The script must be a GCS file with a gs:// prefix.
* `timeout_sec` - (Optional, Computed) The maximum duration (in seconds) which `script` is
allowed to take to execute its action. GCP will default to a predetermined
computed value if not set (currently 300).
- - -
The `encryption_config` block supports:
```hcl
cluster_config {
encryption_config {
kms_key_name = "projects/projectId/locations/region/keyRings/keyRingName/cryptoKeys/keyName"
}
}
}
```
* `kms_key_name` - (Required) The Cloud KMS key name to use for PD disk encryption for
all instances in the cluster.
## Attributes Reference
In addition to the arguments listed above, the following computed attributes are
exported:
* `cluster_config.0.master_config.0.instance_names` - List of master instance names which
have been assigned to the cluster.
* `cluster_config.0.worker_config.0.instance_names` - List of worker instance names which have been assigned
to the cluster.
* `cluster_config.0.preemptible_worker_config.0.instance_names` - List of preemptible instance names which have been assigned
to the cluster.
* `cluster_config.0.bucket` - The name of the cloud storage bucket ultimately used to house the staging data
for the cluster.
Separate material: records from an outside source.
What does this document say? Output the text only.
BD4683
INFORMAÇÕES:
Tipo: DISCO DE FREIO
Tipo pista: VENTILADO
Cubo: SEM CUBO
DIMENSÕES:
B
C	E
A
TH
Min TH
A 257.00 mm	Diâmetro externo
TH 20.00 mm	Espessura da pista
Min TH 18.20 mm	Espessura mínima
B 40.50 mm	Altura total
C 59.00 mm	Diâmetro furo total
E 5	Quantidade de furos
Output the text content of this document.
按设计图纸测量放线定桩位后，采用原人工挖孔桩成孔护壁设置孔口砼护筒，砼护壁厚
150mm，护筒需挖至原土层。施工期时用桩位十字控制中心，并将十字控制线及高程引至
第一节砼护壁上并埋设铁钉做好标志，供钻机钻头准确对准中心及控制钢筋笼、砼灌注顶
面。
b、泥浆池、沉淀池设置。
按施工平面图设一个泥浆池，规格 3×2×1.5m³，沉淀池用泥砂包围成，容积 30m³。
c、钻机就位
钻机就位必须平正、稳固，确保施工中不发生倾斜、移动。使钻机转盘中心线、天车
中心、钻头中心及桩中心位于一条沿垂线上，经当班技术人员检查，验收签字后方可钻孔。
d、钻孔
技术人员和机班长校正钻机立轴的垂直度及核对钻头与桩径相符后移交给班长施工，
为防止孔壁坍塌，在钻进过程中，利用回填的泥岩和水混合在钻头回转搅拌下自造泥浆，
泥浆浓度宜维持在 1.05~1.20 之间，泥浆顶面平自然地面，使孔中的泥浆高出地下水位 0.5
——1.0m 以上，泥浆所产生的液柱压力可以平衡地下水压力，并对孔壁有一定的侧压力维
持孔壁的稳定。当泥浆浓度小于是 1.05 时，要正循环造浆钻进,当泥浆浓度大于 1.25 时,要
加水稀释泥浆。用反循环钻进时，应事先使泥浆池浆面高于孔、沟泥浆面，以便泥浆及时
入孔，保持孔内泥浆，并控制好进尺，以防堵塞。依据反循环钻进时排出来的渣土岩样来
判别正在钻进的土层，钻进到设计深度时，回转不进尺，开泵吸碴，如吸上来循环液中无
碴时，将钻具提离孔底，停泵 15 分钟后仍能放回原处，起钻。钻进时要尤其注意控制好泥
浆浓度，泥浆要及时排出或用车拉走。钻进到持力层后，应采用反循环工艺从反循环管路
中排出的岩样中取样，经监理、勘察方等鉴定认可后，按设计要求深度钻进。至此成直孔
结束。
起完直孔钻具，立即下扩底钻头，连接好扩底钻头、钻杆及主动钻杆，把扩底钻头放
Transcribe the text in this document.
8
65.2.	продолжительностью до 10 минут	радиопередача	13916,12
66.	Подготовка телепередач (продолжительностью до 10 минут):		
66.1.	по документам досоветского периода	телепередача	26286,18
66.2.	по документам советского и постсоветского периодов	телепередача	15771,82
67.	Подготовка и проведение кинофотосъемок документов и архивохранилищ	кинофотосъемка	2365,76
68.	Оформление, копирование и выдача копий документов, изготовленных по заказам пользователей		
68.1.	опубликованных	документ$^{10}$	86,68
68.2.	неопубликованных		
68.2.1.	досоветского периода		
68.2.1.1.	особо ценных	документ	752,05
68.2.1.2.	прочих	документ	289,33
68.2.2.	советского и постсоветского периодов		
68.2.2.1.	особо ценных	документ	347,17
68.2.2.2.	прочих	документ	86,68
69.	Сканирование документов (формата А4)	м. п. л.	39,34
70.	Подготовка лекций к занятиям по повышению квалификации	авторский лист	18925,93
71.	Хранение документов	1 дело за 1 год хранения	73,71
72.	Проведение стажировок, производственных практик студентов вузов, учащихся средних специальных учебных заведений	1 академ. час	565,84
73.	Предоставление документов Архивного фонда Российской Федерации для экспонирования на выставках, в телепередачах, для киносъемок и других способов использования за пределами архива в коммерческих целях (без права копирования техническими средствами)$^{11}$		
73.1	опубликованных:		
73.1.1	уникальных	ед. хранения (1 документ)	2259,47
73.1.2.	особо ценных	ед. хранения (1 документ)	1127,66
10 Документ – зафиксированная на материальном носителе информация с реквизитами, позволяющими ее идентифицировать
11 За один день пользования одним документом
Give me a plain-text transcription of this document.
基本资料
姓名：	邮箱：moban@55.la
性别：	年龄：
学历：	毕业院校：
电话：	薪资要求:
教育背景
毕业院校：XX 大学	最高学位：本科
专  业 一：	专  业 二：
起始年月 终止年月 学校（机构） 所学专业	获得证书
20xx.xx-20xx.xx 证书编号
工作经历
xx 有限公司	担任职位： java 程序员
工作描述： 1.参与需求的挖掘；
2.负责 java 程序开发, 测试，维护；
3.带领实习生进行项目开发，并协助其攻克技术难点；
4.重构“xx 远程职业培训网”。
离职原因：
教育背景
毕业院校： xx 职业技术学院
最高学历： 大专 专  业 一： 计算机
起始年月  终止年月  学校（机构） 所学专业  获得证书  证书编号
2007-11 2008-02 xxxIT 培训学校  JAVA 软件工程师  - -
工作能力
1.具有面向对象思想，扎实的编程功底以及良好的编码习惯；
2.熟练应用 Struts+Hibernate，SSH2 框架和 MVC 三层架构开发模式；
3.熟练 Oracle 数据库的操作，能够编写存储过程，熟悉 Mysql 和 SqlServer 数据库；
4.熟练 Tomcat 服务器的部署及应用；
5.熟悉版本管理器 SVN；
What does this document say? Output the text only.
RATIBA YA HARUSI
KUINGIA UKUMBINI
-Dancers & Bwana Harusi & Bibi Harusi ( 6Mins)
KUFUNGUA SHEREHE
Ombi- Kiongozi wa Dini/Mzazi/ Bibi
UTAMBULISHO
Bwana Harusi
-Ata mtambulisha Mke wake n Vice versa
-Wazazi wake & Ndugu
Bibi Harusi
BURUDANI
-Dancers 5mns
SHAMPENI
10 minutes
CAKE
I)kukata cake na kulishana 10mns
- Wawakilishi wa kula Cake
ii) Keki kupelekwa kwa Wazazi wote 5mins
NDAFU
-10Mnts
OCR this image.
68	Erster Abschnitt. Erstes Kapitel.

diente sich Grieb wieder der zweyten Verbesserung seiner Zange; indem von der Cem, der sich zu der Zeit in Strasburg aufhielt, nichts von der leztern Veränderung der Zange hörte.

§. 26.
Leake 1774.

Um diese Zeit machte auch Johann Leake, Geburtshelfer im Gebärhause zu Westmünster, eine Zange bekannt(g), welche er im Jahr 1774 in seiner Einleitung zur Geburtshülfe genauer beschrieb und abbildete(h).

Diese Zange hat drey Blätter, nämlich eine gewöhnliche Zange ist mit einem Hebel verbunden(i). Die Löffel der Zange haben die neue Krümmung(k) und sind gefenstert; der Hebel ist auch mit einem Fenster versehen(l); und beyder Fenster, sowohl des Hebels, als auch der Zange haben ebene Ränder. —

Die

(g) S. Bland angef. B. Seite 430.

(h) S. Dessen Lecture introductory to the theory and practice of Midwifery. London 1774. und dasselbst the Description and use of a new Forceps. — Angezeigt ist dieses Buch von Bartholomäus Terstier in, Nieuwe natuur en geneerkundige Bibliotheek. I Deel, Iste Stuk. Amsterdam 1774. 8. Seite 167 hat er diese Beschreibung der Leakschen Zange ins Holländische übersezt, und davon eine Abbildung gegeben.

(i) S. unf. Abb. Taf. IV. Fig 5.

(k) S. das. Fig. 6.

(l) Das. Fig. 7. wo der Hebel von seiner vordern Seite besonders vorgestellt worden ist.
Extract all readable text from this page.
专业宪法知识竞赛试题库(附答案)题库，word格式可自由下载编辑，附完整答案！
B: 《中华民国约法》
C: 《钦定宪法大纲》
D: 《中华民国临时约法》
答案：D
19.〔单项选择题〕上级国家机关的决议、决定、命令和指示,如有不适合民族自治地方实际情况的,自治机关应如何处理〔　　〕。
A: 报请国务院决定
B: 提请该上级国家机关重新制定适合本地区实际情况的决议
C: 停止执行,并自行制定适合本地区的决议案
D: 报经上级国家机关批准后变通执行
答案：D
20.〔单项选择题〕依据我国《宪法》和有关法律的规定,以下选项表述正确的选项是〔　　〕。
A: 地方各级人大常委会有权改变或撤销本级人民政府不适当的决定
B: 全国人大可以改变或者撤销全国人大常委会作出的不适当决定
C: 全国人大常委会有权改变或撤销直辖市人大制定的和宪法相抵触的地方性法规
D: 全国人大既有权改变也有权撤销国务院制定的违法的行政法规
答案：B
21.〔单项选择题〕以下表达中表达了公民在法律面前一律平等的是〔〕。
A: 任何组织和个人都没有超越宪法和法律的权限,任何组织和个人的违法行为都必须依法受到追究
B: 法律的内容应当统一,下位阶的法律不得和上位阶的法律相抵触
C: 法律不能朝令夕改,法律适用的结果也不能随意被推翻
If `staging_bucket` is specified, it will contain this value, otherwise
it will be the auto generated name.
* `cluster_config.0.software_config.0.properties` - A list of the properties used to set the daemon config files.
This will include any values supplied by the user via `cluster_config.software_config.override_properties`
## Timeouts
`google_dataproc_cluster` provides the following
[Timeouts](/docs/configuration/resources.html#timeouts) configuration options:
- `create` - (Default `10 minutes`) Used for creating clusters.
- `update` - (Default `5 minutes`) Used for updating clusters
- `delete` - (Default `5 minutes`) Used for destroying clusters.